The US was created by people who thought, “Let’s create a country and invite people from all over the world who want to start new lives. Everybody can come, everybody is welcome. And we’ll build this country,” she said.
“Everyone came from somewhere else, or their parents did, or their grandparents did,” she said. “I fit in because I’m different — and that makes me like everyone else.”
So when she returned from her trip, she became a citizen. And she voted.
Shortly after Donald Trump was elected president, Abdelaziz says she saw things around her begin to change, particularly in January when President Trump signed the travel ban executive order.
“There was a Muslim woman, who I photographed, who lives in New York City — born and raised in the Bronx,” Abdelaziz shared. “And she was verbally attacked on the train twice in three months after the travel ban...so she doesn’t take the train alone anymore.”
“When you tell people that Muslims are dangerous and they shouldn’t come in, how will they react?” she asked. “Of course, they’ll be scared of the people who have already been here.”
“Ignorance leads to fear.
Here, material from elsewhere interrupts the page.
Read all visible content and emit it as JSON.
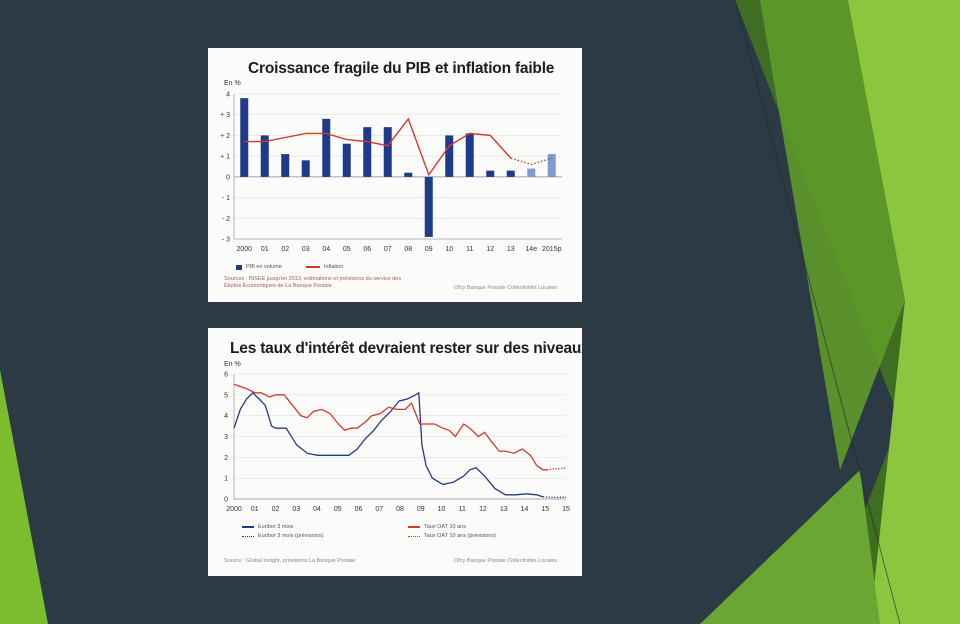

You’re always scared of what you don’t know,” Abdelaziz said. She worried that the things she believed defined the US and made it strong were on the verge of changing radically.
And she wanted to resist that change. That was when she decided what she wanted to do with all the photos from her trip.
“I thought, let’s resist the fear of the ‘other,’ let’s show them that we’ve been living together for years and have made this country successful over a relatively short period of time. Because some people forget,” Abdelaziz said.
Some people have been here for so long or are the descendants of immigrants who arrived so many years ago that “they don’t see those roots anymore or realize that what it means to be an American is to be different and be accepted.” she said.
So Abdelaziz developed “WE THE PEOPLE” as her own form of resistance and as a reminder that the US’s diversity is what makes it great.
The conceptual photography book, which is being funded on Kickstarter, it unlike any traditional book. Made up of photos of people, places, and quotes, it has no beginning, no middle, and no end.
Abdelaziz says binding the photos into a conventional book would have required her to put people in some kind of order. It would have forced her to prioritize some stories over others.
And that’s not the point. “WE THE PEOPLE” is a project intended to reflect America’s simultaneous diversity and unity. And all the pieces of the book — the photos, the quote cards, the names — will be contained in one box that folds out into a map of the places she traveled. But the content in the box will be free floating.
Abdelaziz said her goal is for everyone to have a journey and learning experience like the one she had. It’s up to the reader to pick the order in which they look at photos or read the text — like a choose your-own-adventure story.
“When people tell me ‘Americans are like this or that,’ I’m like ‘which one’?” Abdelaziz said. “You can’t put Americans into a box, maybe tons of boxes, but not one.”
“So I want to literally take everyone out of their boxes and remove their labels.”
“I want people to think about who might have said what and where this photo could have been taken. And every time you look at it, you can look at it differently,” she explained.
She hopes the book will foster dialogue, that it will encourage people to see the US from all different perspectives, and interact with all the possible narratives behind the photos.
“I try to accept people who think the opposite of what I do, you don’t have to be scared” of what they think just because you don’t agree, she said. “Even if those differences make you uncomfortable, they are what makes this country strong … just because [someone who supports Trump] thinks differently than I do, doesn’t mean I should alienate them. Then I would become part of the problem.”
If every country were a type of vitamin, the US’s diversity would make it a multi-vitamin, she said — stronger and healthier for all its differences.
Her message is to take those differences and “live with them, accept them, and honor them.”